The next step, within the country, is for Parliament to pass the three amendment bills, which are part of the revenue measures and prior actions.
“It is, therefore, critical for Parliament to pass these three revenue measures to enable Ghana’s programme to be laid before the IMF Board for approval,” Dr Kumah said.
The focus is now on restructuring the country’s external debts, with the government having submitted the requisite documentation and awaiting the formation of the creditor committee by the Paris Club.
It has also started engagements with China, which holds about $1.7 billion of Ghana’s debt.
As part of the debt treatment operations, the government is interacting regularly with all its creditors, including China.
A source familiar with the process explained that at this stage, the focus of the government was to work towards a board approval, which required only financing assurances, and not the fine details of the debt treatment operations that might have to be implemented.
As part of engaging the country’s external creditors, the Minister of Finance, Ken Ofori-Atta, was in the Ethiopian capital, Addis Ababa, for the United Nations Economic Commission for Africa (UNECA) High-Level Working Group on the Global Financial Architecture.
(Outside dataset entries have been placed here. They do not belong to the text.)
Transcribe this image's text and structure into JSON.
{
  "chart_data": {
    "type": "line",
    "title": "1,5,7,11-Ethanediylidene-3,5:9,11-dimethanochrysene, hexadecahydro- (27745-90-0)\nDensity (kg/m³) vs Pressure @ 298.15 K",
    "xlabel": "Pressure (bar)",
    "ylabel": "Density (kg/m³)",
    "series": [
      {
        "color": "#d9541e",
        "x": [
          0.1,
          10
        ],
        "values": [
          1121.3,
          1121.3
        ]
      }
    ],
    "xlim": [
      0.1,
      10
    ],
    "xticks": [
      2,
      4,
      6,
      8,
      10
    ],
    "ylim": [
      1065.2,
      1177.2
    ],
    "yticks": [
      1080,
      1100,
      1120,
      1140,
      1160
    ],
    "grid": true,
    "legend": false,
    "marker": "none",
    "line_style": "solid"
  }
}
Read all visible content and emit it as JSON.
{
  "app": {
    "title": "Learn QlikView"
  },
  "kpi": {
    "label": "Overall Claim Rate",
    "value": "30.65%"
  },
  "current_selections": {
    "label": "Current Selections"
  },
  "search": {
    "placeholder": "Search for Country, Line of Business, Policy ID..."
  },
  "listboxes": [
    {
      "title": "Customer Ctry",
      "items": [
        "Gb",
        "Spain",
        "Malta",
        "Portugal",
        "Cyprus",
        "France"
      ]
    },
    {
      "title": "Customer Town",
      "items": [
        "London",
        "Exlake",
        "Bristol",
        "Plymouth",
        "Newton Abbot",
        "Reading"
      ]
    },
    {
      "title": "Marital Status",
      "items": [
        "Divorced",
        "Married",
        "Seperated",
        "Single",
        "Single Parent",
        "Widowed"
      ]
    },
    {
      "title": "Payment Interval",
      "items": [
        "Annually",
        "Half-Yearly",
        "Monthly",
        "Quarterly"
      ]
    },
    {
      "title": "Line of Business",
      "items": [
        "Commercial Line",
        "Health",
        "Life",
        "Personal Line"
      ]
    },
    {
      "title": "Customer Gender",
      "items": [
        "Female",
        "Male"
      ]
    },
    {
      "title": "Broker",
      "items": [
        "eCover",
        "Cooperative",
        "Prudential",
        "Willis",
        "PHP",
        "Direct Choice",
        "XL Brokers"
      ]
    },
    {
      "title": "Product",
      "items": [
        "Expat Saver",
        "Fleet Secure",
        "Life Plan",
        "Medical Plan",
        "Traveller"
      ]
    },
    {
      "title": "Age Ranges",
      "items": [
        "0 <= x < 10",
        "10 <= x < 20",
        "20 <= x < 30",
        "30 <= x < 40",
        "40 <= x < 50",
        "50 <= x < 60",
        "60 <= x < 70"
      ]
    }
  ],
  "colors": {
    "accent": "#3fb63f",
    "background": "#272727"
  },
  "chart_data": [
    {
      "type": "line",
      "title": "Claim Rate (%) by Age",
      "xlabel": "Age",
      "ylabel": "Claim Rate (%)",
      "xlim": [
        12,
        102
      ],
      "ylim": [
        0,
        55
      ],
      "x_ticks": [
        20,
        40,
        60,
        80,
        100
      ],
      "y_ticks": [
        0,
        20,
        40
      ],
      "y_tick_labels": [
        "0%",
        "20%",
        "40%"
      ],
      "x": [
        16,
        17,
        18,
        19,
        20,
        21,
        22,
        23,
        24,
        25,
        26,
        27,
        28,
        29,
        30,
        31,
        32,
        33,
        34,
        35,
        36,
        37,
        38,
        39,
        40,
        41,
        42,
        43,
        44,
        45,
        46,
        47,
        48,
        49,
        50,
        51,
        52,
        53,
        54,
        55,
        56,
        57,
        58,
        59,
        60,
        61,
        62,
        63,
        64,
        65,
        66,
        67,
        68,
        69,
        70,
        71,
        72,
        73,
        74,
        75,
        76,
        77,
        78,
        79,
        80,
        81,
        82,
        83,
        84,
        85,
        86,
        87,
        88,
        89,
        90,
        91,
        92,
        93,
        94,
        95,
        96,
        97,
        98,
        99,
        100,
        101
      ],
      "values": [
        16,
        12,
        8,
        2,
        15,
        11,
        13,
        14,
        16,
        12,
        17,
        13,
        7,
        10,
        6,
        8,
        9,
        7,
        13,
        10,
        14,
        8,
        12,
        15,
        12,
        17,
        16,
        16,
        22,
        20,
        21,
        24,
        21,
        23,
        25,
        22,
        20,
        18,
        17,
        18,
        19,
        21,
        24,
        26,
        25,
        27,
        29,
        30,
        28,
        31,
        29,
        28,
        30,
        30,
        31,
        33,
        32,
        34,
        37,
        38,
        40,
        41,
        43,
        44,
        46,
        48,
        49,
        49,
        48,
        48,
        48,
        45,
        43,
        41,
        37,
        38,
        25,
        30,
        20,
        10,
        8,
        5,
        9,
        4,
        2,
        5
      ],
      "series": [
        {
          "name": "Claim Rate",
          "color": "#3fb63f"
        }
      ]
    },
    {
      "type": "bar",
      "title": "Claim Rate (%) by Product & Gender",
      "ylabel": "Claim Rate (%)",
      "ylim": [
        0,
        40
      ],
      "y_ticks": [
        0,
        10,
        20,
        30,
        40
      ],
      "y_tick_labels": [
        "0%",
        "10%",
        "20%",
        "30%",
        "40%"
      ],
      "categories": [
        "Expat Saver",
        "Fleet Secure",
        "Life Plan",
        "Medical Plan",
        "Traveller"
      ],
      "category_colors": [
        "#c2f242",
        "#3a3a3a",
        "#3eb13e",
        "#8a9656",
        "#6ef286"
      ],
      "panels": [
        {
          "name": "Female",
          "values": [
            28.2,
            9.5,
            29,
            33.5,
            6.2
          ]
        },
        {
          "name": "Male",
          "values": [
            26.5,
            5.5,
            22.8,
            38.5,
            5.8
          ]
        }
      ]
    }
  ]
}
The minister met with the Paris Club on the sidelines of the 55th session of the ECA, which started last Wednesday and ends today.
Tomorrow, the Finance Minister will lead a government delegation to Beijing, China, for high-level bilateral discussions on Ghana’s debt treatment.
The discussions, which are expected to last until Friday, are also aimed at securing further financing assurances from China.
This is a reciprocal engagement following a visit to the country by a delegation of the China EXIM Bank. It also called on the Finance Minister a couple of weeks ago.
The Ghana delegation, which includes high-level officials, as well as technical teams, from the Ministry of Finance and the Ministry of Foreign Affairs, will meet with representatives of the Chinese government and their counterparts from China’s ministries of Finance and Foreign Affairs.
The team will update the Chinese government on the ongoing restructuring process.
Ghana and China have a strong relationship, based on a Friendship Treaty dating back to 1961, through which China has played a critical role in financing the country’s infrastructure.
China is Ghana’s largest bilateral trading partner. The Asian and global giant also has very huge foreign direct investments in the country.
More recently, China chose Ghana as the first country in Africa to receive its anti-pandemic supplies.
The next step in Ghana’s IMF pathway is to have the board to endorse the programme.
Dr Kumah explained that the country had been very diligent in its interactions with the IMF since it started to work on a programme in July last year.
Ghana reached a staff-level agreement with the IMF on December 12, last year, less than six months after the start of work on the programme.
“This is a strong achievement that shows rapid progress and great cooperation and also firms up the commitment of the IMF to support Ghana for up to $3 billion over four years,” Dr Kumah added.